VOLVER A VIVIR
(Castronuevo de los Arcos)
“Vamos a aprovechar un rato”, le decía a su hijo mientras éste le tomaba de la mano y ambos caminaban como cada tarde. Tendría el muchacho no más de quince años, un buen hijo, siempre acompañando la soledad del padre desde que la vida le atestó aquel inesperado golpe y en la casa se dejó de escuchar la sonrisa cantarina de la madre.
Como en una admitida rutina, después de la escuela, salían a caminar calle tras calle, buscando la soledad, huyendo de la estridencia del tráfico o la presencia de la gente. A veces charlaban de cosas cotidianas; otras, tan solo recorrían en silencio un tramo tras otro hasta extinguir las horas y emprender un regreso a la casa vacía que ambos temían por igual. Luego, a la atardecida, era más fácil: las tareas de la escuela, preparar la cena, los quehaceres de la siguiente jornada… así se llenaban las pocas horas antes de acostarse, evitando pensar o ver siquiera aquella taza de café que era la de ella, el sillón donde nadie se sentaba, las agujas de tejer en el canasto, el orden que presidía la casa entera…

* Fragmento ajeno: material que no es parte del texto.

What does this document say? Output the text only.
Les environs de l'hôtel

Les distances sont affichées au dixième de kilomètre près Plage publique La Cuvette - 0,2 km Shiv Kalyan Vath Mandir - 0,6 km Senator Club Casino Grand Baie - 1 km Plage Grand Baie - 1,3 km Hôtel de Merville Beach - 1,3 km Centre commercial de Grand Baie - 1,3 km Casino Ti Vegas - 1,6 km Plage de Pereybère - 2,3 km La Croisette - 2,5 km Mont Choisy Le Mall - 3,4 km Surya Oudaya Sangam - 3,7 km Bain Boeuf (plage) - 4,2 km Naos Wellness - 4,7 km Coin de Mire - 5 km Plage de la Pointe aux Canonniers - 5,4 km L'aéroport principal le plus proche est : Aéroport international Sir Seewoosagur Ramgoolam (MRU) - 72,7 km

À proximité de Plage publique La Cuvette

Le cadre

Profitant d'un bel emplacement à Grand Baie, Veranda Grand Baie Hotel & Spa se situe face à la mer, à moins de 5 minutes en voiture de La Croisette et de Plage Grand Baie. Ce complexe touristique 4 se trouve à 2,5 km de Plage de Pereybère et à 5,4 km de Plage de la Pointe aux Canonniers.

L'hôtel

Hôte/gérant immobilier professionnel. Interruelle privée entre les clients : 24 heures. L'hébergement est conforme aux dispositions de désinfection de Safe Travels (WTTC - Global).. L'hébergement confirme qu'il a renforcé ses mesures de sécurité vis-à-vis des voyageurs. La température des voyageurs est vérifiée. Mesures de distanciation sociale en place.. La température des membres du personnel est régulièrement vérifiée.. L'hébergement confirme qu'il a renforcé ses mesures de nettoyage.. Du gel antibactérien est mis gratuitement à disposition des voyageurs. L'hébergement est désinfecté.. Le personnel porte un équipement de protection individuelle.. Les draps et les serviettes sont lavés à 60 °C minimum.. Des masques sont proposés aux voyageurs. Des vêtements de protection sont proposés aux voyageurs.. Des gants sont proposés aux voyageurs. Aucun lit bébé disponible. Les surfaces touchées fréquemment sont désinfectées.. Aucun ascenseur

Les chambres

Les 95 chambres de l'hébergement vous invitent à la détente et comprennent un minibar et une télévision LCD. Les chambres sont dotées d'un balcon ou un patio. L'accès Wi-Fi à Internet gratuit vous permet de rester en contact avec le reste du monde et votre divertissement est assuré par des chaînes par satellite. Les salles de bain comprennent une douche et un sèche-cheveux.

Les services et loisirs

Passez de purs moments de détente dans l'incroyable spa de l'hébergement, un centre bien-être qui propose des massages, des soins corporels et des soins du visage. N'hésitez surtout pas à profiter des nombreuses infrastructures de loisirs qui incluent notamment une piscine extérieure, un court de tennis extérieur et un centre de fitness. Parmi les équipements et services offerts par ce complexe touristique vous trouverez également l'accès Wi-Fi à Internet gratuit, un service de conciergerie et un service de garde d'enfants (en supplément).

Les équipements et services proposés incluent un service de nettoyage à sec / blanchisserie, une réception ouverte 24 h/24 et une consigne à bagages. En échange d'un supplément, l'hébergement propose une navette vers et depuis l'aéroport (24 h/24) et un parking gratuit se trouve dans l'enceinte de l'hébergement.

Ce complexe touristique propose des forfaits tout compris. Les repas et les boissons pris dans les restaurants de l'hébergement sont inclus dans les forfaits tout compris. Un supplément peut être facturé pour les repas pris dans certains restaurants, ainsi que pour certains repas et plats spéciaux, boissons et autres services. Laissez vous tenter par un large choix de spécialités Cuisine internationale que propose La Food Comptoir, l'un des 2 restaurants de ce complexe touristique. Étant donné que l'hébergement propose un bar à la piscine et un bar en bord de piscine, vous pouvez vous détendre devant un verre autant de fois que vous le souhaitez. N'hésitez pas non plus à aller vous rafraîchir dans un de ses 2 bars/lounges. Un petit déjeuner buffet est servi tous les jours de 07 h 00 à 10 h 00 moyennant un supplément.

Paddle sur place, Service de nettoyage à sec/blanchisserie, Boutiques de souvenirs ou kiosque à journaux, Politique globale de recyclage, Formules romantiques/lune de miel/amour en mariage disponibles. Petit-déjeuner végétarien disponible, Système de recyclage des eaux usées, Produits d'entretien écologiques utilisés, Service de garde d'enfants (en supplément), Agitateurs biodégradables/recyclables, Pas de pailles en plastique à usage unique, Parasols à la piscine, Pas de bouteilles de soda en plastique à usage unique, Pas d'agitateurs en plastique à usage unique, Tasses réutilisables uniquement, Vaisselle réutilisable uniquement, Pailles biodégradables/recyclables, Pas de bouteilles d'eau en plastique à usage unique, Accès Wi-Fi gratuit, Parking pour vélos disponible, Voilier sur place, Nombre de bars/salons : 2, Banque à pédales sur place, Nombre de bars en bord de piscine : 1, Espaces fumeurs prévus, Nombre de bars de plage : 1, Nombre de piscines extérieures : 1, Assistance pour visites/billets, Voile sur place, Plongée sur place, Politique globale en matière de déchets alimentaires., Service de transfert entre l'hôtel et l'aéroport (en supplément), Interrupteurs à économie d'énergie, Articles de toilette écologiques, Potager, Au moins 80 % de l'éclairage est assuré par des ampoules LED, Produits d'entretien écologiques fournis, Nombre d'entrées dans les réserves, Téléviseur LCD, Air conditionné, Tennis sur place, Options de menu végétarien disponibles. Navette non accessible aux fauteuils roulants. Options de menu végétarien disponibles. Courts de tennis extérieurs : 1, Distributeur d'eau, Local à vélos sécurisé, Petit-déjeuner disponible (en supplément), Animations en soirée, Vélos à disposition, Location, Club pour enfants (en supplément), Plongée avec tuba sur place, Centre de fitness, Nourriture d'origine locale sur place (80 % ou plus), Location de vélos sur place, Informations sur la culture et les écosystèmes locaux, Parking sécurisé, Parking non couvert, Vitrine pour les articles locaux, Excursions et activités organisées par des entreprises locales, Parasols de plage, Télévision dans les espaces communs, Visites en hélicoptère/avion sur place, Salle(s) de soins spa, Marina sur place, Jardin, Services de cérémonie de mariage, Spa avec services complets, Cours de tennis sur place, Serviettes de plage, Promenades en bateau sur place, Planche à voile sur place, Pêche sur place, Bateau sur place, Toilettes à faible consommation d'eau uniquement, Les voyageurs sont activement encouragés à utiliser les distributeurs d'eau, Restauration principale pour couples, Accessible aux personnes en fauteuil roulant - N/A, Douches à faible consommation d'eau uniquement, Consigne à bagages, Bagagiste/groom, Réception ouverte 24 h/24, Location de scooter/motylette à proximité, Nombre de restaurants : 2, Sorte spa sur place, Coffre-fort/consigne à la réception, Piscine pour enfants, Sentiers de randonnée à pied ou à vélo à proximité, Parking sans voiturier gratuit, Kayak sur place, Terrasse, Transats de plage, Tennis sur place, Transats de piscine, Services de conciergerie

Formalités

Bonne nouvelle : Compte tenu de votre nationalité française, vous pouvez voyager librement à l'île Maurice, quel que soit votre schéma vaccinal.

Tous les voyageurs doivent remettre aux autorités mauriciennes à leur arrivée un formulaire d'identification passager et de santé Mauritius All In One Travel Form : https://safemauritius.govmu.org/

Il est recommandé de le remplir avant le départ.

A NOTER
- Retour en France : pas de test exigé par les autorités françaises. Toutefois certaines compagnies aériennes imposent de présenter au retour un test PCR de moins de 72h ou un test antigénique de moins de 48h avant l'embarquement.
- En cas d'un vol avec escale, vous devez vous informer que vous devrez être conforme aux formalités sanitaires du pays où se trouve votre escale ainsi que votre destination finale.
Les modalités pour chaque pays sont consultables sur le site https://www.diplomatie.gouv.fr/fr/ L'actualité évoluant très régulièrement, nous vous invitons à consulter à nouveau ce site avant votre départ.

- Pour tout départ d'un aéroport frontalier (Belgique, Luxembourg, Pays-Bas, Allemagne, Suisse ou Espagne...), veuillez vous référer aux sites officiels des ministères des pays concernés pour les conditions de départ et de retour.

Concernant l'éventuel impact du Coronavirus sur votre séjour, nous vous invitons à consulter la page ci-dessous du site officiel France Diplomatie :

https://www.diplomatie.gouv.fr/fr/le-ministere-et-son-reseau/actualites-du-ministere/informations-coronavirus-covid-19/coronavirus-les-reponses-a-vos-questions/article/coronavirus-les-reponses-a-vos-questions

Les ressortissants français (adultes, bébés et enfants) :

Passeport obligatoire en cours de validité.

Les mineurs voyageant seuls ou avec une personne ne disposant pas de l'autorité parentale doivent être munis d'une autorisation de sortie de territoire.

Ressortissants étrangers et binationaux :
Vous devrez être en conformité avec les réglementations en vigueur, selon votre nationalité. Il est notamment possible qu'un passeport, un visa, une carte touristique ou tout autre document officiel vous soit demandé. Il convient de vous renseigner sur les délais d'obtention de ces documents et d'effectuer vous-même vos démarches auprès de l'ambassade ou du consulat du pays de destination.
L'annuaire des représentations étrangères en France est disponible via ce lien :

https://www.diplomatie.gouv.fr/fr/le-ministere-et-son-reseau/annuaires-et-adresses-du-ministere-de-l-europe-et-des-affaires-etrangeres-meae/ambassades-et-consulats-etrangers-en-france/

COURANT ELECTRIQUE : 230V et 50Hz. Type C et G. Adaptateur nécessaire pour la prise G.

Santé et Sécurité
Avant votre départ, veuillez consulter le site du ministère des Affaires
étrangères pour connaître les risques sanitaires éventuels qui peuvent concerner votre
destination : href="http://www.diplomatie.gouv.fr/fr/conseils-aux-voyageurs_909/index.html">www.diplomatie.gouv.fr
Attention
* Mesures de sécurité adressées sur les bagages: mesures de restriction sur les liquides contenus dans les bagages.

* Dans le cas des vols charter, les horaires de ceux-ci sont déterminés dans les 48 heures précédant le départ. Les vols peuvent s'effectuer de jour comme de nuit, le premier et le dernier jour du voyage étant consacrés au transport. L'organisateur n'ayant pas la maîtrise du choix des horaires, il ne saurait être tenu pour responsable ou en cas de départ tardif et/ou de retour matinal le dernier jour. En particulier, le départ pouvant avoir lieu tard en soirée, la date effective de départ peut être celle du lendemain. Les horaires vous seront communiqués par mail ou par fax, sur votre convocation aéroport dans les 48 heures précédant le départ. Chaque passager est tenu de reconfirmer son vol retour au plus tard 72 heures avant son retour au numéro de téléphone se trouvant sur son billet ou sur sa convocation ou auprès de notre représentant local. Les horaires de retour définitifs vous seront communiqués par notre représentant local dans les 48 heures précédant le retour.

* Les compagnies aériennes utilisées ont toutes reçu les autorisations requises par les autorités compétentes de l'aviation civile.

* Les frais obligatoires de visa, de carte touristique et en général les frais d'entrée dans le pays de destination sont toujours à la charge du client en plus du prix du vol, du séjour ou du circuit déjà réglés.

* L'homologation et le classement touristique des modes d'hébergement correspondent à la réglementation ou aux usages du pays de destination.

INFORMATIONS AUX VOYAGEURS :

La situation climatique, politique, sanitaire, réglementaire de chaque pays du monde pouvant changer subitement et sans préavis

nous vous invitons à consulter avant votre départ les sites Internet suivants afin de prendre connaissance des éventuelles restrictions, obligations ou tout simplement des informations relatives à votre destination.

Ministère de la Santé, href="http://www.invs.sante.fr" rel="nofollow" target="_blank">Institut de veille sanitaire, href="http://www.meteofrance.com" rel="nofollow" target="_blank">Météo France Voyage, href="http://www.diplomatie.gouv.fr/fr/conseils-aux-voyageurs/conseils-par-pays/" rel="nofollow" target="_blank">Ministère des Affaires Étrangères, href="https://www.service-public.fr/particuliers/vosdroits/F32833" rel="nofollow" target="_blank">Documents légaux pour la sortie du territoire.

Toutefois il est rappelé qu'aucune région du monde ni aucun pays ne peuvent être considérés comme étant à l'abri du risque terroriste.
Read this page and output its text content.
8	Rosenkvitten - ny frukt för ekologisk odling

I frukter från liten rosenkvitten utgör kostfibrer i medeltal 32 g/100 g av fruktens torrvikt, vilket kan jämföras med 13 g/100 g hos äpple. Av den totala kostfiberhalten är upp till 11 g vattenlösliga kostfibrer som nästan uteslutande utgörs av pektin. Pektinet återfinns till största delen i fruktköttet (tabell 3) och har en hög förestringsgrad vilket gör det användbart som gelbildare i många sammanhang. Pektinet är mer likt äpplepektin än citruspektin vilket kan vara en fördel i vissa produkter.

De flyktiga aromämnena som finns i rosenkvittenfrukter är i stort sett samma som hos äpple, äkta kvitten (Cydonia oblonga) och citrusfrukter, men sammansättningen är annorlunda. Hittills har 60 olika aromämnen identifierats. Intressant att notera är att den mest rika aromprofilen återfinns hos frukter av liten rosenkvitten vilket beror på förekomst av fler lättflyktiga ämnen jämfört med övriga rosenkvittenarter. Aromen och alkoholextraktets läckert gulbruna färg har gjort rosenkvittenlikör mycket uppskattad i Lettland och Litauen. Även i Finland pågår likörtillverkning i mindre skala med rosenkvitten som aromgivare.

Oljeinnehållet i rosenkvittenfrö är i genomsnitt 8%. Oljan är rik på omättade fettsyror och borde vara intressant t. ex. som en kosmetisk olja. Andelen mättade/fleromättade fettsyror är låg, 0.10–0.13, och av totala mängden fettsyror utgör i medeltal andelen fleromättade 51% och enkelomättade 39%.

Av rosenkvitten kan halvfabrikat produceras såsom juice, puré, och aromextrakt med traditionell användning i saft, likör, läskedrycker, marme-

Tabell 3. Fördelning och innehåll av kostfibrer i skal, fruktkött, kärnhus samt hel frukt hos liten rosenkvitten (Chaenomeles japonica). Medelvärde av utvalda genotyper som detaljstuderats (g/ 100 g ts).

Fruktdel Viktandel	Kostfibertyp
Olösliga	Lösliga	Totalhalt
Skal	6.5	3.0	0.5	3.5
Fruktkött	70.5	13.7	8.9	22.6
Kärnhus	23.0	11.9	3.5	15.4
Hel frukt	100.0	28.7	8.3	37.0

Su madre estaba en todas partes. El muchacho la escuchaba mentalmente y se bañaba a su hora, ayudaba al padre, hacía su cama, no faltaba a las clases complementarias, se esforzaba en sacar buenas notas en la escuela y cuidaba a su padre estando cerca de él todo el tiempo que podía. Sin embargo, la casa entera mantenía aún el perfume de la madre que se hacía patente al abrir los cajones de la ropa, aromatizados por el mismo jabón que ella usaba, porque no se habían deshecho de sus pertenencias. Ni padre ni hijo quisieron apartar los objetos cotidianos que les producían dolor, pero eran al mismo tiempo una forma de presencia que indicaba que la madre no se había ido del todo.
Una mañana el muchacho llegó a casa antes de la cuenta porque se había suspendido la última clase; encontró al padre sentado en el sillón, con la foto de su madre entre las manos, llorando desconsoladamente. No le dio tiempo a fingir, como tantas veces, y se vio descubierto ante un hijo que le miraba atónito, clavado en el suelo. Sin pronunciar palabra, se acercó a su padre, le tomó con dulzura la fotografía de las manos y juntos la observaron con los ojos del muchacho anegados también en lágrimas. Era la primera y única vez que había visto llorar a su padre. Ninguno dijo nada, se mantuvieron un rato abrazados y después el padre le dijo tan solo una frase:
• “Es hora de volver a vivir, hijo. Ella siempre estará con nosotros”.
Entonces, los dos juntos, se deshicieron del cepillo de dientes, la chaqueta verde que aún permanecía colgada en una silla del salón, y otros objetos que consideraron innecesario mantener a la vista, hasta que, poco a poco, como se curan las heridas del alma, su madre siguió con ellos pero ya solo en el recuerdo, porque habían entendido que era preciso romper aquella ligazón con el mundo donde ella se encontraba y dejarla descansar al tiempo que ellos reanudaron la vida que tenían que vivir para no volverse locos de dolor.